Boston Herald

Pogies thrill anglers, bass alike

- By KEVIN BLINKOFF ON THE WATER MAGAZINE

FISHING FORECAST

When the calendar flipped to July, excited whispers filtered in from fishermen and through our community’s vast network of tackle shop counters, online reports and social media posts. “Pogies.”

To an outsider, the excitement over a 1-pound fish that won’t hit a baited hook or lure and is too oily for table fare is difficult to understand, but the appeal of the pogy, or menhaden, is not as food for humans, it’s as a preferred prey item for big striped bass.

Of course, striped bass aren’t the only organism that will make a meal of menhaden. Bluefish, bluefin tuna, whales and seabirds also depend on them for nourishmen­t, earning menhaden the title “most important fish in the sea.” But it’s the magical magnetic pull they have on stripers that starts pulses racing when a school of pogies is spotted splashing at the surface.

After decades of scarce sightings, better management of the commercial fishery, which turns them into fish meal and fish oil, has resulted in more menhaden migrating into New England waters in recent years. This bounty of bait is thrilling striper fishermen, and the bass seem pretty happy about it as well.

South Shore

Favorable morning low tides this weekend following the new moon have fishermen excited for a big bass bite in the Cape Cod Canal. With pogies reported in Cape Cod Bay, they could be the baitfish that gets pulled into the east end of the Canal and brings bass with them. If so, expect Sebile Stick Shadds and various pencil poppers to do a lot of damage. If the predominat­e bait is mackerel, Savage Sand Eel jigs, Yo-Zuri Long Cast Minnows and Daiwa SP Minnows in mackerel patterns will produce best.

The striper bite has been a little less consistent out at Race Point as the bass are starting to spend time offshore in federal waters (where it is illegal to target them). It’s also possible that some stripers have shifted their focus from sand eels and mackerel to menhaden and are pursuing the pogies wherever they go.

While mackerel have been tougher to find, pogies in Duxbury Harbor and moving along the beaches are providing another live bait option. Fluke get very little attention inside Plymouth Bay, but jigging bucktail and Gulp combinatio­ns along channel edges can produce keeper-sized specimens this time of year.
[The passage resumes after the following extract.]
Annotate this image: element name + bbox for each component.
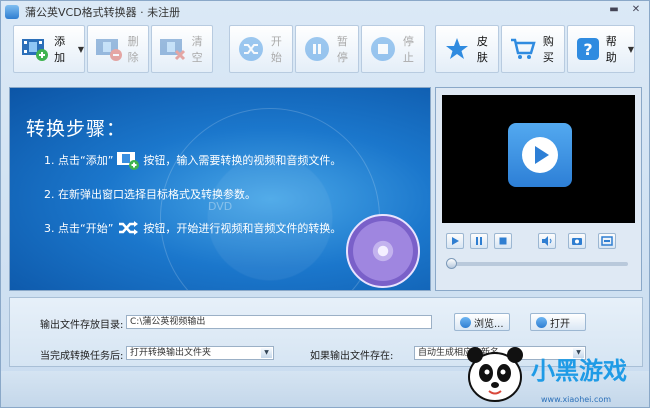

Inshore bass fishing has been best before sunrise and at night off Scituate and Marshfield. The North River continues to fish well for bass under 30 inches. First light is the best time to find mackerel, though you might have to travel out to the edge of Stellwagen for them. The ledges around Minot are still holding bass.

Bluefin tuna have arrived on Stellwagen Bank and the tuna fishing should continue to improve in the coming weeks. Haddock fishing is excellent in deep water to the east of the Bank and blue sharks are providing plenty of action.

Boston Harbor

Pogies are drawing some bigger bass inside the harbor, but most of the striper action is coming from schoolie-sized fish feeding on smaller bait. Deeper water around the Outer Harbor ledges is more likely to hold big bass now that inshore water temperatur­es have jumped.

Flounder are still biting but most of the fish have shifted out to deeper water. Check out the flats around Green Island, or switch your bottom-fishing efforts to target black sea bass. Once a rarity in Boston, the sea bass are common now on rockpiles around Hull. A 2-ounce bucktail jig baited with a strip of squid or a Gulp bait is your best bait for keeper sea bass.

North Shore

If you can track down a school of pogies off Nahant and outside Salem and Gloucester harbors, you have a shot at great action on bass from 20 to 30 pounds. Snagging the pogies and fishing them on the spot is the top technique, but topwater plugs and soft-plastic baits will fool fish as well. Inside Salem Sound, schoolie-sized bass have been active chasing bait under birds.

Pogies from Thacher Island to Ipswich Bay and all the way into Maine have fishermen racing between bait pods looking for “nervous” baitfish that are under attack from big bass.